文献标题:DoubletFinder: Doublet Detection in Single-Cell RNA Sequencing Data Using Artificial Nearest Neighbors
发表时间:April 03, 2019
发表杂志:Cell Systems(IF=8.673)
原文链接:https://doi.org/10.1016/j.cels.2019.03.003
摘要
单细胞RNA测序数据通常容易受doublets引入的技术误差影响,这一现象限制了单细胞技术种的细胞通量,并且可能导致欺骗性的下游分析结果。作者开发了DoubletFinder,利用基因表达数据鉴定doublets。
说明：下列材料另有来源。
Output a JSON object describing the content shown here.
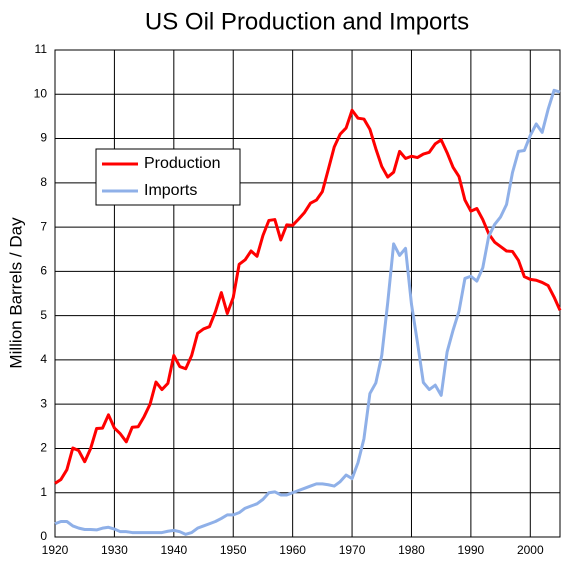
{
  "chart_data": {
    "type": "line",
    "title": "US Oil Production and Imports",
    "y_label": "Million Barrels / Day",
    "x": [
      1920,
      1921,
      1922,
      1923,
      1924,
      1925,
      1926,
      1927,
      1928,
      1929,
      1930,
      1931,
      1932,
      1933,
      1934,
      1935,
      1936,
      1937,
      1938,
      1939,
      1940,
      1941,
      1942,
      1943,
      1944,
      1945,
      1946,
      1947,
      1948,
      1949,
      1950,
      1951,
      1952,
      1953,
      1954,
      1955,
      1956,
      1957,
      1958,
      1959,
      1960,
      1961,
      1962,
      1963,
      1964,
      1965,
      1966,
      1967,
      1968,
      1969,
      1970,
      1971,
      1972,
      1973,
      1974,
      1975,
      1976,
      1977,
      1978,
      1979,
      1980,
      1981,
      1982,
      1983,
      1984,
      1985,
      1986,
      1987,
      1988,
      1989,
      1990,
      1991,
      1992,
      1993,
      1994,
      1995,
      1996,
      1997,
      1998,
      1999,
      2000,
      2001,
      2002,
      2003,
      2004,
      2005
    ],
    "series": [
      {
        "name": "Production",
        "color": "#ff0000",
        "values": [
          1.21,
          1.3,
          1.52,
          2.01,
          1.95,
          1.7,
          2.0,
          2.45,
          2.46,
          2.76,
          2.46,
          2.33,
          2.15,
          2.48,
          2.49,
          2.72,
          3.0,
          3.5,
          3.33,
          3.47,
          4.1,
          3.85,
          3.8,
          4.1,
          4.6,
          4.7,
          4.75,
          5.09,
          5.52,
          5.05,
          5.41,
          6.16,
          6.26,
          6.46,
          6.34,
          6.81,
          7.15,
          7.17,
          6.71,
          7.05,
          7.04,
          7.18,
          7.33,
          7.54,
          7.61,
          7.8,
          8.3,
          8.81,
          9.1,
          9.24,
          9.64,
          9.46,
          9.44,
          9.21,
          8.77,
          8.37,
          8.13,
          8.24,
          8.71,
          8.55,
          8.6,
          8.57,
          8.65,
          8.69,
          8.88,
          8.97,
          8.68,
          8.35,
          8.14,
          7.61,
          7.36,
          7.42,
          7.17,
          6.85,
          6.66,
          6.56,
          6.46,
          6.45,
          6.25,
          5.88,
          5.82,
          5.8,
          5.75,
          5.68,
          5.42,
          5.12
        ]
      },
      {
        "name": "Imports",
        "color": "#8fb0e8",
        "values": [
          0.3,
          0.35,
          0.35,
          0.25,
          0.2,
          0.17,
          0.17,
          0.16,
          0.2,
          0.22,
          0.18,
          0.12,
          0.12,
          0.1,
          0.1,
          0.1,
          0.1,
          0.1,
          0.1,
          0.13,
          0.15,
          0.12,
          0.06,
          0.1,
          0.2,
          0.25,
          0.3,
          0.35,
          0.42,
          0.5,
          0.5,
          0.55,
          0.65,
          0.7,
          0.75,
          0.85,
          1.0,
          1.02,
          0.95,
          0.95,
          1.0,
          1.05,
          1.1,
          1.15,
          1.2,
          1.2,
          1.18,
          1.15,
          1.25,
          1.4,
          1.32,
          1.68,
          2.22,
          3.24,
          3.48,
          4.1,
          5.29,
          6.62,
          6.36,
          6.52,
          5.26,
          4.4,
          3.49,
          3.33,
          3.43,
          3.2,
          4.18,
          4.67,
          5.1,
          5.84,
          5.89,
          5.78,
          6.08,
          6.79,
          7.06,
          7.23,
          7.51,
          8.23,
          8.71,
          8.73,
          9.07,
          9.33,
          9.14,
          9.66,
          10.09,
          10.05
        ]
      }
    ],
    "xlim": [
      1920,
      2005
    ],
    "xticks": [
      1920,
      1930,
      1940,
      1950,
      1960,
      1970,
      1980,
      1990,
      2000
    ],
    "ylim": [
      0,
      11
    ],
    "yticks": [
      0,
      1,
      2,
      3,
      4,
      5,
      6,
      7,
      8,
      9,
      10,
      11
    ],
    "grid": true,
    "legend": "upper left"
  }
}
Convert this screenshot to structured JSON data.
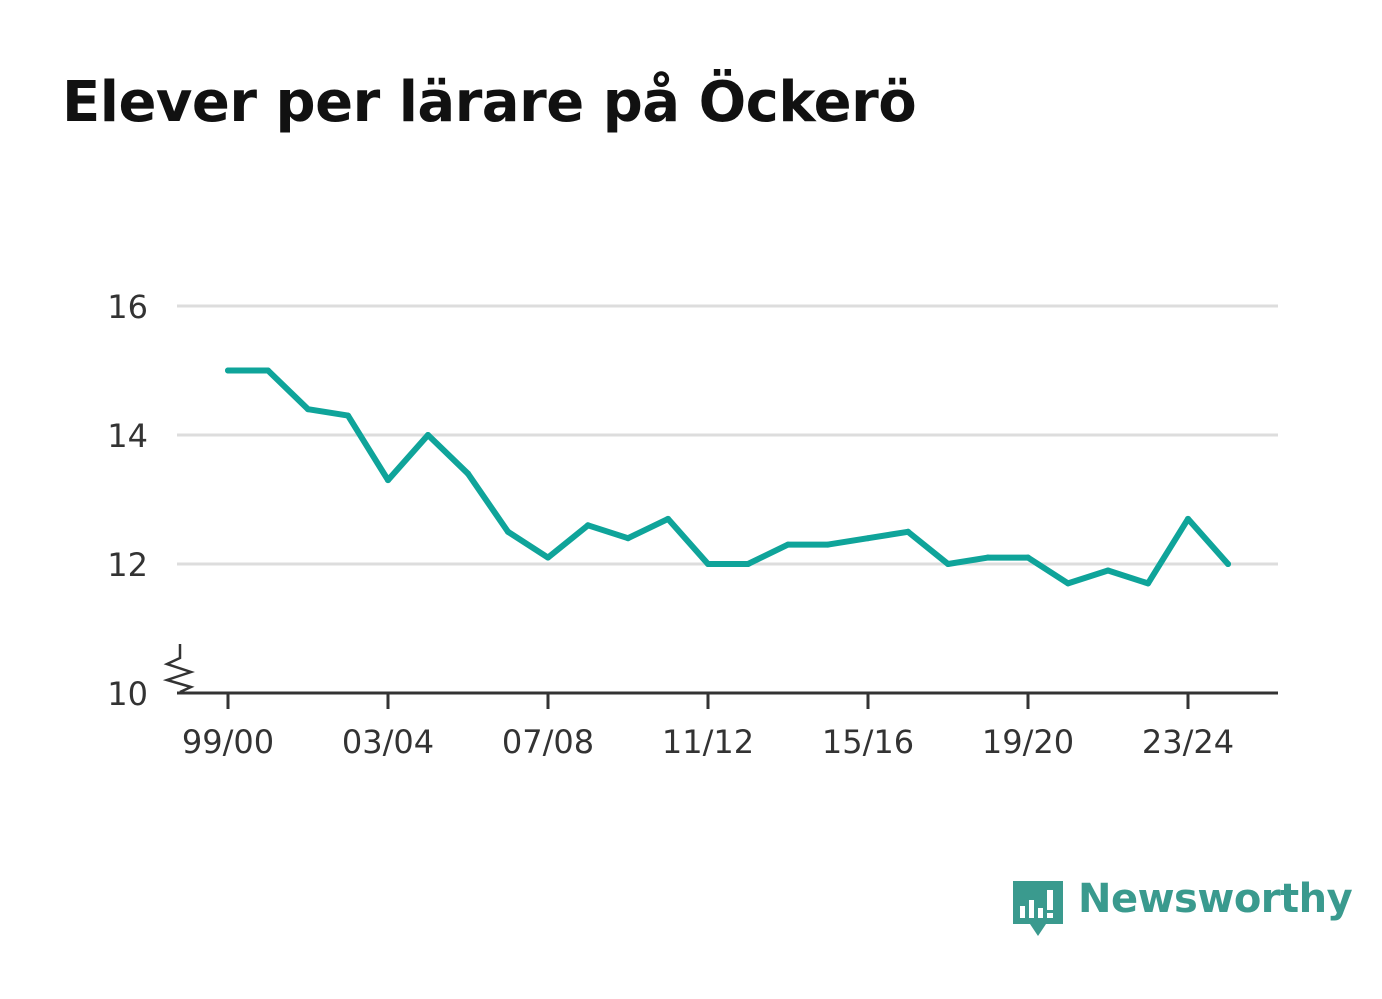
{
  "title": "Elever per lärare på Öckerö",
  "brand": {
    "name": "Newsworthy",
    "color": "#3a9a8e",
    "icon": "bar-chart-speech-bubble-icon"
  },
  "chart_data": {
    "type": "line",
    "title": "Elever per lärare på Öckerö",
    "xlabel": "",
    "ylabel": "",
    "ylim": [
      10,
      16
    ],
    "y_ticks": [
      10,
      12,
      14,
      16
    ],
    "y_axis_break": true,
    "grid": true,
    "x_tick_labels": [
      "99/00",
      "03/04",
      "07/08",
      "11/12",
      "15/16",
      "19/20",
      "23/24"
    ],
    "x": [
      "99/00",
      "00/01",
      "01/02",
      "02/03",
      "03/04",
      "04/05",
      "05/06",
      "06/07",
      "07/08",
      "08/09",
      "09/10",
      "10/11",
      "11/12",
      "12/13",
      "13/14",
      "14/15",
      "15/16",
      "16/17",
      "17/18",
      "18/19",
      "19/20",
      "20/21",
      "21/22",
      "22/23",
      "23/24",
      "24/25"
    ],
    "series": [
      {
        "color": "#0fa49a",
        "values": [
          15.0,
          15.0,
          14.4,
          14.3,
          13.3,
          14.0,
          13.4,
          12.5,
          12.1,
          12.6,
          12.4,
          12.7,
          12.0,
          12.0,
          12.3,
          12.3,
          12.4,
          12.5,
          12.0,
          12.1,
          12.1,
          11.7,
          11.9,
          11.7,
          12.7,
          12.0
        ]
      }
    ]
  }
}
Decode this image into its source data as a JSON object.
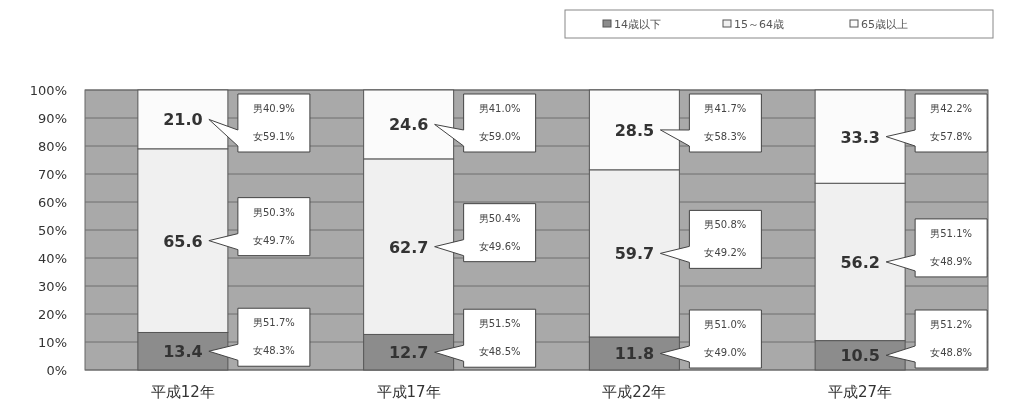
{
  "chart_data": {
    "type": "bar",
    "stacked": true,
    "categories": [
      "平成12年",
      "平成17年",
      "平成22年",
      "平成27年"
    ],
    "series": [
      {
        "name": "14歳以下",
        "color": "#8c8c8c",
        "values": [
          13.4,
          12.7,
          11.8,
          10.5
        ],
        "value_labels": [
          "13.4",
          "12.7",
          "11.8",
          "10.5"
        ]
      },
      {
        "name": "15～64歳",
        "color": "#f0f0f0",
        "values": [
          65.6,
          62.7,
          59.7,
          56.2
        ],
        "value_labels": [
          "65.6",
          "62.7",
          "59.7",
          "56.2"
        ]
      },
      {
        "name": "65歳以上",
        "color": "#fbfbfb",
        "values": [
          21.0,
          24.6,
          28.5,
          33.3
        ],
        "value_labels": [
          "21.0",
          "24.6",
          "28.5",
          "33.3"
        ]
      }
    ],
    "ylim": [
      0,
      100
    ],
    "yticks": [
      {
        "value": 0,
        "label": "0%"
      },
      {
        "value": 10,
        "label": "10%"
      },
      {
        "value": 20,
        "label": "20%"
      },
      {
        "value": 30,
        "label": "30%"
      },
      {
        "value": 40,
        "label": "40%"
      },
      {
        "value": 50,
        "label": "50%"
      },
      {
        "value": 60,
        "label": "60%"
      },
      {
        "value": 70,
        "label": "70%"
      },
      {
        "value": 80,
        "label": "80%"
      },
      {
        "value": 90,
        "label": "90%"
      },
      {
        "value": 100,
        "label": "100%"
      }
    ],
    "grid": "y",
    "legend": "top right",
    "annotations": [
      "男51.7%",
      "女48.3%",
      "男50.3%",
      "女49.7%",
      "男40.9%",
      "女59.1%",
      "男51.5%",
      "女48.5%",
      "男50.4%",
      "女49.6%",
      "男41.0%",
      "女59.0%",
      "男51.0%",
      "女49.0%",
      "男50.8%",
      "女49.2%",
      "男41.7%",
      "女58.3%",
      "男51.2%",
      "女48.8%",
      "男51.1%",
      "女48.9%",
      "男42.2%",
      "女57.8%"
    ]
  }
}
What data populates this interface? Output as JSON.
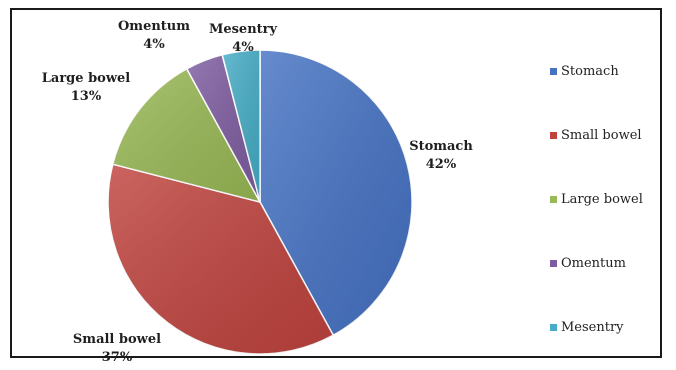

DoubletFinder通过随机选取细胞对组成人造doublets,根据每个真实细胞在基因表达空间中与人造doublets的接近程度来预测doublets。作者首先利用已知doublets信息的单细胞数据来展示DoubletFinder如何鉴定由转录特征不同的细胞形成的doublets,在移除这些doublets后,差异表达分析得到了改善。其次,作者提供了一种方法估计DoubletFinder的输入参数,使其可以用于具有不同异质性特点的scRNA-seq数据。最后,作者展示了DoubletFinder的”最佳实践“,并提示DoubletFinder对具有”杂交“(hybrid)转录特征的细胞类型不敏感。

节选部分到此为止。